Las declaraciones emitidas en el ámbito político sobre la posibilidad de que Estados Unidos analice su salida del Tratado entre México, Estados Unidos y Canadá (T-MEC) han generado reacciones en sectores económicos y empresariales. Sin embargo, indicadores de comercio exterior muestran que la relación bilateral se sostiene en un intercambio constante de bienes y servicios que involucra a millones de empleos directos e indirectos.
Relación comercial mantiene firme el T-MEC
La relación económica entre México y Estados Unidos mantiene un intercambio que supera los 700 mil millones de dólares anuales, de acuerdo con registros de la Oficina del Censo de Estados Unidos. Tan solo en 2023 México concentró alrededor del 15% del comercio total estadounidense y se posicionó como su principal socio comercial. Este volumen de operaciones ocurre mientras en el ámbito político se ha mencionado la posibilidad de que Estados Unidos analice su permanencia en el Tratado entre México, Estados Unidos y Canadá (T-MEC), escenario que especialistas consideran poco probable debido al nivel de interdependencia productiva.
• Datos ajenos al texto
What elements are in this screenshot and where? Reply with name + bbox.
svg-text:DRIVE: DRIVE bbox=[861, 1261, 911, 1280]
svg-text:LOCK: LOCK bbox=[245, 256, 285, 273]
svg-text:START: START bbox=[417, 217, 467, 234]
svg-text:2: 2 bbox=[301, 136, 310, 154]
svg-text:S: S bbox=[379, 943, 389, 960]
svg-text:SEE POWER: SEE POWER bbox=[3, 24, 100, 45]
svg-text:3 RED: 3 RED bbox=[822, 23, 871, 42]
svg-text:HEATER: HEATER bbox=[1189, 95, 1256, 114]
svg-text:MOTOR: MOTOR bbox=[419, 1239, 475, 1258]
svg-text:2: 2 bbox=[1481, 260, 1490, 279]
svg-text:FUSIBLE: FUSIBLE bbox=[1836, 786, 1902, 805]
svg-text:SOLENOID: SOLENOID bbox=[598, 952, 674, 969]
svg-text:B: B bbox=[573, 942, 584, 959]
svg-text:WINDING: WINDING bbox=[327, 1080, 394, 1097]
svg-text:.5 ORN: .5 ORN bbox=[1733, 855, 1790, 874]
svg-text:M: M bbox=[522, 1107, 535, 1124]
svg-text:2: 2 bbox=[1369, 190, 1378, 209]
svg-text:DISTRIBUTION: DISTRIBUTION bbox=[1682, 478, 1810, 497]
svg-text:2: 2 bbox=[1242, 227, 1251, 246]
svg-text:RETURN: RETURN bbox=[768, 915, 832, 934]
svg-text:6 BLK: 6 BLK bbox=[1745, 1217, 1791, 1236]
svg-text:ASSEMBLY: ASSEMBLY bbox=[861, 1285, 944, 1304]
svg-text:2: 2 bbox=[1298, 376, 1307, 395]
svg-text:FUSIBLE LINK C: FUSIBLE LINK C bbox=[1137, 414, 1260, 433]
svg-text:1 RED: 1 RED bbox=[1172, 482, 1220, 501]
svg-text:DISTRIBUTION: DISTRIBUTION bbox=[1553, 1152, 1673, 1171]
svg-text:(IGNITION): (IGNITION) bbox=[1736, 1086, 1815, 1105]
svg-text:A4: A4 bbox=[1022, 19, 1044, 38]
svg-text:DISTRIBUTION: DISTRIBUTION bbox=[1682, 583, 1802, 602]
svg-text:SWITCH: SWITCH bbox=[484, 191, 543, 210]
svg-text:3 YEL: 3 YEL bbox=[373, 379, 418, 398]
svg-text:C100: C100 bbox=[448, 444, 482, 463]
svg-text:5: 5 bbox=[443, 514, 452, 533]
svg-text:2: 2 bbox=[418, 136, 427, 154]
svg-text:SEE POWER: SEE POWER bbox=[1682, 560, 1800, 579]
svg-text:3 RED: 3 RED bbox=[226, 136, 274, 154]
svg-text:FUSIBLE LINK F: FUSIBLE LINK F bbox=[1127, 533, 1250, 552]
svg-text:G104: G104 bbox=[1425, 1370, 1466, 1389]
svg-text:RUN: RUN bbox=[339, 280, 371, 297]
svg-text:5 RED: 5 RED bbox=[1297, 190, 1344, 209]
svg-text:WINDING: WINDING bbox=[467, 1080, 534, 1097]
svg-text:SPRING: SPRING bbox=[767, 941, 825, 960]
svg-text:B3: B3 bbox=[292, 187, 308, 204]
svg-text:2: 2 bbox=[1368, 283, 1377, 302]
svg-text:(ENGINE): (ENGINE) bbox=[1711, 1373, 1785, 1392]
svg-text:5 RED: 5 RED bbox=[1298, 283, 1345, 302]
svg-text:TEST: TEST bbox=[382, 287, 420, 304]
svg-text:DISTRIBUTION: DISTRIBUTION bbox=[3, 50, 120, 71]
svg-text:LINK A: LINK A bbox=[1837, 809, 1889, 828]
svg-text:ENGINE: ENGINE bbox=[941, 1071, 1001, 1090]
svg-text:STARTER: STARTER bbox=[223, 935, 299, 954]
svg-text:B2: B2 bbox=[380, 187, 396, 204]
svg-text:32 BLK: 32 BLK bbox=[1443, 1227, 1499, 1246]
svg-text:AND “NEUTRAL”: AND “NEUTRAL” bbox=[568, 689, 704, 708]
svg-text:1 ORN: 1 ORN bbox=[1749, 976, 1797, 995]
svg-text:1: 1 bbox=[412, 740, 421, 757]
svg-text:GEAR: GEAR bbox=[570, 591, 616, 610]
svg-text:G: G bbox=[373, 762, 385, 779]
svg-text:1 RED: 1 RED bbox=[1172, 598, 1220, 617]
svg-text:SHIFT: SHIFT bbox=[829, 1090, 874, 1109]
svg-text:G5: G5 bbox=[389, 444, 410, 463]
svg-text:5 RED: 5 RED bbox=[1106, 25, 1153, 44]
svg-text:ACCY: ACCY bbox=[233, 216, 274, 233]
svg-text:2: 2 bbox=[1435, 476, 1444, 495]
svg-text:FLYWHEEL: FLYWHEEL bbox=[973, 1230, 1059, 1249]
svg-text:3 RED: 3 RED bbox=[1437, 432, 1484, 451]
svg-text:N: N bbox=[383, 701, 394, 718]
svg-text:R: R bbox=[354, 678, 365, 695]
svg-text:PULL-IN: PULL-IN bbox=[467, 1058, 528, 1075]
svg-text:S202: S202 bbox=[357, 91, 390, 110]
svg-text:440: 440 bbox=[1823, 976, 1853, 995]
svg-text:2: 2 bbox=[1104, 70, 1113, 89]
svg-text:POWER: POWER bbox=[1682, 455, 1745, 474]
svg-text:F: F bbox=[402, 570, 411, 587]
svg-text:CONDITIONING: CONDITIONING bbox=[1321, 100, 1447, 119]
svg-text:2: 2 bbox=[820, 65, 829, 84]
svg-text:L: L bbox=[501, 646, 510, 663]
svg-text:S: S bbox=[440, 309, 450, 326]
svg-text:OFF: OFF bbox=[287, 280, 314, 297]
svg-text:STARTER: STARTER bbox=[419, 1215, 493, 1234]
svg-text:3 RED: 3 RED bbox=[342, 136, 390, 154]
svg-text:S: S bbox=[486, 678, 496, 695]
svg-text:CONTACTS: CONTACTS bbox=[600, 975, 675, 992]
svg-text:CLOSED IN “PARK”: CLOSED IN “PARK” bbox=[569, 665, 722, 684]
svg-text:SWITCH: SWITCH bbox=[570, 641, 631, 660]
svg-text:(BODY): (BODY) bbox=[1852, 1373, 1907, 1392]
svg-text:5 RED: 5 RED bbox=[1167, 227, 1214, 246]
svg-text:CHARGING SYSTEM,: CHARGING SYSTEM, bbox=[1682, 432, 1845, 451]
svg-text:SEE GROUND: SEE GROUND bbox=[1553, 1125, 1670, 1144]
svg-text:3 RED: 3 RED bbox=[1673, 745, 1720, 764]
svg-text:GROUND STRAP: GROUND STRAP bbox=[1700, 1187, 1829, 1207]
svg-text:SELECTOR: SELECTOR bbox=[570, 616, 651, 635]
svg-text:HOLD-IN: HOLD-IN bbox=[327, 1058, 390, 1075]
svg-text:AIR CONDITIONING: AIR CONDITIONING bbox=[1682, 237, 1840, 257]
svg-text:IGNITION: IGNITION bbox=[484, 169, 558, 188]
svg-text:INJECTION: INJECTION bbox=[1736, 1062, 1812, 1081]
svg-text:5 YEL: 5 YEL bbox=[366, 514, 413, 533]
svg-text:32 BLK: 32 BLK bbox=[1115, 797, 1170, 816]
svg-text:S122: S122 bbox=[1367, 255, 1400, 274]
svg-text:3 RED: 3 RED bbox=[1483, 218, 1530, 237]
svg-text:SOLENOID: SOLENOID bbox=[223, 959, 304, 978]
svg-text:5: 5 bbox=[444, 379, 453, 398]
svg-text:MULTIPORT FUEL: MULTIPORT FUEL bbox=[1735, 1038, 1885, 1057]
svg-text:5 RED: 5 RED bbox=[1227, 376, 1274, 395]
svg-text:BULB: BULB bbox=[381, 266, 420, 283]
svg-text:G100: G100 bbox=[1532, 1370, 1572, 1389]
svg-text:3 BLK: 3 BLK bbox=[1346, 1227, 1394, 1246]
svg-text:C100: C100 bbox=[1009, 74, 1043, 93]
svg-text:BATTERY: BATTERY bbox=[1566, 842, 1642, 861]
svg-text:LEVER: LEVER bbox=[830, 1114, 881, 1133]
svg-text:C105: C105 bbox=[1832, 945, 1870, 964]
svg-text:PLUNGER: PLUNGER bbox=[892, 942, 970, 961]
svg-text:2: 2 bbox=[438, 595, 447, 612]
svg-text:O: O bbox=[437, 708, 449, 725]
Las cadenas de suministro en América del Norte se encuentran integradas en sectores como el automotriz, electrónico y agroindustrial, donde componentes y mercancías cruzan las fronteras en múltiples ocasiones antes de su venta final. Datos de comercio exterior indican que diariamente se intercambian bienes por más de mil millones de dólares entre ambas naciones, lo que vincula empleos, inversión y logística en los tres países firmantes del acuerdo.
El especialista en economía, Arturo Ríos Beltrán, explicó que la permanencia del tratado responde a factores estructurales más allá de declaraciones políticas. Indicó que el intercambio manufacturero y el flujo de exportaciones estadounidenses hacia México representan una base de estabilidad para su propia economía.
“Cuando se observa el volumen de exportaciones de Estados Unidos hacia México, que rebasa los 300 mil millones de dólares anuales, se entiende que existe una dependencia operativa en sectores industriales completos. Romper un acuerdo comercial implicaría elevar aranceles, modificar rutas logísticas y encarecer procesos productivos que hoy operan bajo reglas comunes. Es un impacto que se mide en empleo, inversión y costos inmediatos”, señaló.
Tratados comerciales
Añadió que los tratados comerciales se sostienen por indicadores macroeconómicos y no únicamente por discursos. Explicó que la cercanía geográfica reduce tiempos de traslado y costos de producción frente a mercados de otros continentes, lo que otorga ventajas competitivas a la región de América del Norte.
“La economía estadounidense enfrenta ciclos de inflación y ajustes productivos que la obligan a mantener mercados cercanos y confiables. México absorbe exportaciones de alto valor agregado y al mismo tiempo provee insumos industriales que forman parte de su producción interna. Desde la teoría económica, abandonar el tratado implicaría asumir costos superiores a cualquier beneficio político inmediato”, mencionó.
Ríos subrayó que la inversión extranjera directa y la integración de plantas manufactureras reflejan una relación sostenida durante décadas. Explicó que empresas de ambos países operan bajo esquemas de coproducción que dependen de reglas comerciales estables.
“Cuando un acuerdo comercial tiene cadenas productivas compartidas, infraestructura logística instalada y contratos de largo plazo, su permanencia responde a razones técnicas. Las declaraciones pueden generar presión mediática, pero los indicadores de comercio y producción muestran que el tratado se mantiene como un mecanismo funcional para ambas economías”, dijo.